Today marks the end of the first week of Women’s History Month.
To be entirely transparent, with all that the past few months have brought, I’ve had a difficult time remembering the month of March’s significance.
In my defense, I’ve also forgotten most things that typically hold a large sentiment to my identity. I’ve forgotten just how much I love warm, sunny days when the light turns the lake a vibrant teal. I’ve forgotten how amazing the music from my early childhood really is. And most of all, I’ve forgotten just how much I love spending time with the people I love. I guess you could say I’ve had other things on my mind.
But unlike the dopamine boost of a bright day in late February, there’s something that feels different — even shameful — about mindlessly neglecting the most integral part of identifying as a woman: the fact that it deserves to be celebrated.
One month ago on the eve of Black History Month, a number of federal agencies banned the celebration of various special observances including Martin Luther King Jr. Day, Holocaust Remembrance Day and LGBTQ+ Pride Month, to name a few. Then, just several weeks ago, Google Calendar removed references to correlating observances to comply with the altered political landscape in the United States.
Women’s History Month was just one of the many celebrations taken off of the app.
My first introduction to the common concept of men undermining women occurred during recess in fourth grade. I was nine years old at the time. The girl I had chosen to partner with in a game of manhunt and I had become increasingly impatient with the group of older boys in the opposing team. The boys had developed a rather strong sense of superiority upon us, and it wasn’t long until they began to change the rules of the playground, dictating where my friend and I were and weren’t allowed to play. I never quite understood why they were allowed to sit at the top of the monkey bars and we weren’t, and more importantly, why we listened to them.
However, through the years, I’ve come to understand that the matter isn’t limited to young boys bossing schoolgirls around in a sandbox before lunch. It takes place anywhere men are offered power.
The summer before my junior year of high school, the Supreme Court overturned Roe v. Wade, winding back the clock on decades of effort towards the fight for safe abortion access in the United States.
I awoke that morning next to my phone buzzing incessantly. Still half asleep, I opened my messages to see various articles from The New York Times, and a single text from my older sister.
“I’m so sorry Belle,” her message read.
A good friend of mine at the time, sleeping on the couch across from me, awoke to me visibly upset. As I explained the significance of the court’s actions, the best way a hysterical 16-year-old girl could, he sat up and scratched his head. After a moment of silence, he looked at me blankly. Devoid of empathy, he told me he “wasn’t aware that I was such a feminist.” The word slid off of his tongue like the most vulgar of insults. That was June 24, 2022.

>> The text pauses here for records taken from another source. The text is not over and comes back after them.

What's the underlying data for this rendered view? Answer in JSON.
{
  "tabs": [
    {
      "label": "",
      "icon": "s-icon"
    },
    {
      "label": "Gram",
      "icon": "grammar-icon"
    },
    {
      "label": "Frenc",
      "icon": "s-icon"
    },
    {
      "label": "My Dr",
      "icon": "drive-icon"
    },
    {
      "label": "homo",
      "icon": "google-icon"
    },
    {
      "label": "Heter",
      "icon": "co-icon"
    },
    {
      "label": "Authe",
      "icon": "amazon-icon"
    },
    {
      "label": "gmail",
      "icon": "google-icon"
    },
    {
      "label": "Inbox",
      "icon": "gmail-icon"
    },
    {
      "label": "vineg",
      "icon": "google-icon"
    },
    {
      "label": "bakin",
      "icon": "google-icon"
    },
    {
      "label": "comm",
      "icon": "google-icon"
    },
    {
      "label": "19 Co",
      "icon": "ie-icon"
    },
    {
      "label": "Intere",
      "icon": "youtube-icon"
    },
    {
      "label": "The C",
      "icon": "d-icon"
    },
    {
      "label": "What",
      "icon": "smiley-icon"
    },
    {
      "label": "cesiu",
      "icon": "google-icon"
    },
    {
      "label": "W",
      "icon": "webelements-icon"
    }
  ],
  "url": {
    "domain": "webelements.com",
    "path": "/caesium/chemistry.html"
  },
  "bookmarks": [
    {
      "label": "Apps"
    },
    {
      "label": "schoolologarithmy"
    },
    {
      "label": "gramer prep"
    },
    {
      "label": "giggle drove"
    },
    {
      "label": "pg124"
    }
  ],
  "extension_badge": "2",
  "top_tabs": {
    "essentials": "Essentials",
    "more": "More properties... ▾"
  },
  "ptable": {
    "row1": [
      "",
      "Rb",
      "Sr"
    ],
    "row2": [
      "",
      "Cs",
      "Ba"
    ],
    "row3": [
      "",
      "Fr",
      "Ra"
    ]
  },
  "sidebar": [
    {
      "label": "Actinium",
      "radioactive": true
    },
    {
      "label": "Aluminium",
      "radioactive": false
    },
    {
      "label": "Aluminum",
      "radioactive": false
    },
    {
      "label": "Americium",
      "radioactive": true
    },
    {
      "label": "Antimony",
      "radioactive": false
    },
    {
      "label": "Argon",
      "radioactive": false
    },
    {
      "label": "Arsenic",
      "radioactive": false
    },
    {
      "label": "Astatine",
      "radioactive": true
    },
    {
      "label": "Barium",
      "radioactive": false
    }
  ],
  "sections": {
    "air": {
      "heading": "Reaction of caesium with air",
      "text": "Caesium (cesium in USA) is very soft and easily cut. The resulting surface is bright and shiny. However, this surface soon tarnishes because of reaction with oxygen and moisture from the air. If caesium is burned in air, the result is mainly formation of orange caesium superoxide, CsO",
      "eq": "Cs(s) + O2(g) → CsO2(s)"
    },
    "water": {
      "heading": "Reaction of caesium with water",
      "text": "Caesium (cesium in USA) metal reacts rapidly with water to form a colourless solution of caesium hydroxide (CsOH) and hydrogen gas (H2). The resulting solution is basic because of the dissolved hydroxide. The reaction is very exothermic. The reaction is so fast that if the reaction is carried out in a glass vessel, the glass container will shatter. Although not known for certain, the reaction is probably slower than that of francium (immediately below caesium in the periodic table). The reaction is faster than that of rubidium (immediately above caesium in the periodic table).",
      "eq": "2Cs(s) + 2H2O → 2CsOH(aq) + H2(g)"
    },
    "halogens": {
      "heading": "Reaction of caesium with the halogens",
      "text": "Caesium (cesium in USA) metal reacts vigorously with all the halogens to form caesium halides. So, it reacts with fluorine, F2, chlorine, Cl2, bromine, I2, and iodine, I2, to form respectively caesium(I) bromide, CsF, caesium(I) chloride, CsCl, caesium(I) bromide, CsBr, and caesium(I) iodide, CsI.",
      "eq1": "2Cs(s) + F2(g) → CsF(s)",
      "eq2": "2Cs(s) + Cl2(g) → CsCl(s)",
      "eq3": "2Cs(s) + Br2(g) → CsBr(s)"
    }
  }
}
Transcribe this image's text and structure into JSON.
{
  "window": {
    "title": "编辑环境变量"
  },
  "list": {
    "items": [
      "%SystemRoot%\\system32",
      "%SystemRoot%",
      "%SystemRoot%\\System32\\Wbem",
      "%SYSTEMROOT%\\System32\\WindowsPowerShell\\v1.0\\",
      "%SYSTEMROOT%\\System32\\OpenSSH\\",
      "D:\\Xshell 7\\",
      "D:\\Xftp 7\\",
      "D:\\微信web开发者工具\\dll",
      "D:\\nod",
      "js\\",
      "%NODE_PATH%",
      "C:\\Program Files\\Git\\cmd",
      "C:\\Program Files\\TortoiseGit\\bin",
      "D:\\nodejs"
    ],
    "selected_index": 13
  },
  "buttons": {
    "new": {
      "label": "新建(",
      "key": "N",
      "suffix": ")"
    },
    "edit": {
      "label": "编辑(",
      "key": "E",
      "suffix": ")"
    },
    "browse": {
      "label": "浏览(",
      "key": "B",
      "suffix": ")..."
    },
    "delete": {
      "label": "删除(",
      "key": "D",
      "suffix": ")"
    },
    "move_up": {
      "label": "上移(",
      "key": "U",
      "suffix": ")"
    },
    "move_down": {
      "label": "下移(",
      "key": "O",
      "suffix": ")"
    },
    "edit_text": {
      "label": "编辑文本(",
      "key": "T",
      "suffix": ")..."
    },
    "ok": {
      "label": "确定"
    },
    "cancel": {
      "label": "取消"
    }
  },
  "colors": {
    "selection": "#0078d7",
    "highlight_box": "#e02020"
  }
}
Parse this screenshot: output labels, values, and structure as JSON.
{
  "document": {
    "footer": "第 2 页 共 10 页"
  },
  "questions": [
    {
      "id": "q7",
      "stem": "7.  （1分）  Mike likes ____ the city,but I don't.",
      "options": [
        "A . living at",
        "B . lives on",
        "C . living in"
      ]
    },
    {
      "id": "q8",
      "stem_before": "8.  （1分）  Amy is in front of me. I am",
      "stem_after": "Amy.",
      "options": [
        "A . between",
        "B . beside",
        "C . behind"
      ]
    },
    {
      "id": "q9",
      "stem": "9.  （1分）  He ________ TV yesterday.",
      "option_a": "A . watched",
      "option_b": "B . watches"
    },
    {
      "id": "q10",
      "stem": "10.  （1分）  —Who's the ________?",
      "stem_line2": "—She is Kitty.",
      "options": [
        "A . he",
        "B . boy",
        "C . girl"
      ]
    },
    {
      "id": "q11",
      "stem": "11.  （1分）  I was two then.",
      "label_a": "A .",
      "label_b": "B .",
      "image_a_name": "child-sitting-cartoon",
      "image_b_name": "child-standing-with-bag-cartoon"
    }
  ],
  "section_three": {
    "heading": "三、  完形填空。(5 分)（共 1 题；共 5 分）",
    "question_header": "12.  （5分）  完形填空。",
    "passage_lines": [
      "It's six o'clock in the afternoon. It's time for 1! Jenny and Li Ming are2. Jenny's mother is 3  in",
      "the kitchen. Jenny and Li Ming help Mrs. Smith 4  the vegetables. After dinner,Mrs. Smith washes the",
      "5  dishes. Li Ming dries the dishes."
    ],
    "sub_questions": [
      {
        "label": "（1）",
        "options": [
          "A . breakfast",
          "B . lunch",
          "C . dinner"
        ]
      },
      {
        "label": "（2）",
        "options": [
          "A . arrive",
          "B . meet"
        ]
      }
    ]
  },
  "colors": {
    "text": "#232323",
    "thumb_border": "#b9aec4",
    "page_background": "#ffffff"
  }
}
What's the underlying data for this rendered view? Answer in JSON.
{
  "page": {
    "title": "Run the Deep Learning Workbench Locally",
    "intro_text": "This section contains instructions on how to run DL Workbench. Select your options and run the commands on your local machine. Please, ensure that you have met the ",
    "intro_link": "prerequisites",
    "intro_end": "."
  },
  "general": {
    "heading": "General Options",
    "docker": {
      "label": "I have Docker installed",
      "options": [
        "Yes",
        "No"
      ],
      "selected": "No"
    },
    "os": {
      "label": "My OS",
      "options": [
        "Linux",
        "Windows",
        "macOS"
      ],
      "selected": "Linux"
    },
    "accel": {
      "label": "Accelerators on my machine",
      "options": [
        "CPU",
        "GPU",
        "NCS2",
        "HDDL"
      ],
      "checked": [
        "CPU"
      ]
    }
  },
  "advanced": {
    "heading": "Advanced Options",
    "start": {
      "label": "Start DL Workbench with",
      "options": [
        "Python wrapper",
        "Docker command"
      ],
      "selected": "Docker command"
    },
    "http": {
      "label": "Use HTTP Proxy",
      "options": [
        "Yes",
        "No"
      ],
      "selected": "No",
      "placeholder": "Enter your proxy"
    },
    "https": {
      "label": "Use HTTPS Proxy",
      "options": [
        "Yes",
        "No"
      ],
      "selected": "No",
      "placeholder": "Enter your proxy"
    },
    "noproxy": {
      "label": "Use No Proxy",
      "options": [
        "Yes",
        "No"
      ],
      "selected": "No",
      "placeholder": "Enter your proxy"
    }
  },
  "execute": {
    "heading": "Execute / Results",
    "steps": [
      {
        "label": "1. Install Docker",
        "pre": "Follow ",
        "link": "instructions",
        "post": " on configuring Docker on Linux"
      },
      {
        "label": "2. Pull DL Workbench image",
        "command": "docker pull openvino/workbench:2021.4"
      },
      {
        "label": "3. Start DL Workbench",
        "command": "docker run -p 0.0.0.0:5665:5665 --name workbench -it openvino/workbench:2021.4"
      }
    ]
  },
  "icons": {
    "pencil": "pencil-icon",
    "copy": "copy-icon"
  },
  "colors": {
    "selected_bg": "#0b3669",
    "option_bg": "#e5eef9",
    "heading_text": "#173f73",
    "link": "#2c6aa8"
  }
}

The comparison between the two reactions was the final nudge demonstrating just how differently women navigate the world — an observation that struck me once again on the night of the presidential debate.
Two and a half years later, I stared at my TV screen in disbelief that a man so boastful and ignorant could ever be permitted to serve as a candidate in the race to lead our country through its challenges. On the morning after Election Day, I stared at my computer screen in disbelief that he had won.
Part of me feels embarrassed to harbor such fear within me. Afterall, so many of us have dedicated years of our lives to joining the revolution of strong willed, independent, courageous young women. Still, we fear.
But we don’t fear without reason.
We have fear because history has proven time and time again that no matter how many indictments one may have against him, a man may still get everything he wants. No matter how many crude insults spew from his mouth, a man may still maintain a loyal following. And perhaps the most disturbing of all, no matter how many dozens of women speak out against him, a man may still be given power over us all.
I used to wonder why most men refuse to listen to women when we demand for help — when we shove our reasons for concern in their faces. Why those in power ignore the pleas of at-risk communities no matter how hard they fight. Then, it clicked.
Sometimes the strength of our voice intimidates them so much they feel no choice but to attempt to silence us.
But this time, we understand the rules of their game. We understand that they depend on our silence — it’s the only thing keeping their feet dangling above us.
So, I offer a promise forward.
Never again will I forget the celebration the month of March calls for. Never again will I allow feeble men hiding behind wooden desks and large microphones to dictate my identity as a young woman. Never again will I fail to understand the power entrapped within our voices.
Because as soon as we take our pride for granted, they take everything else.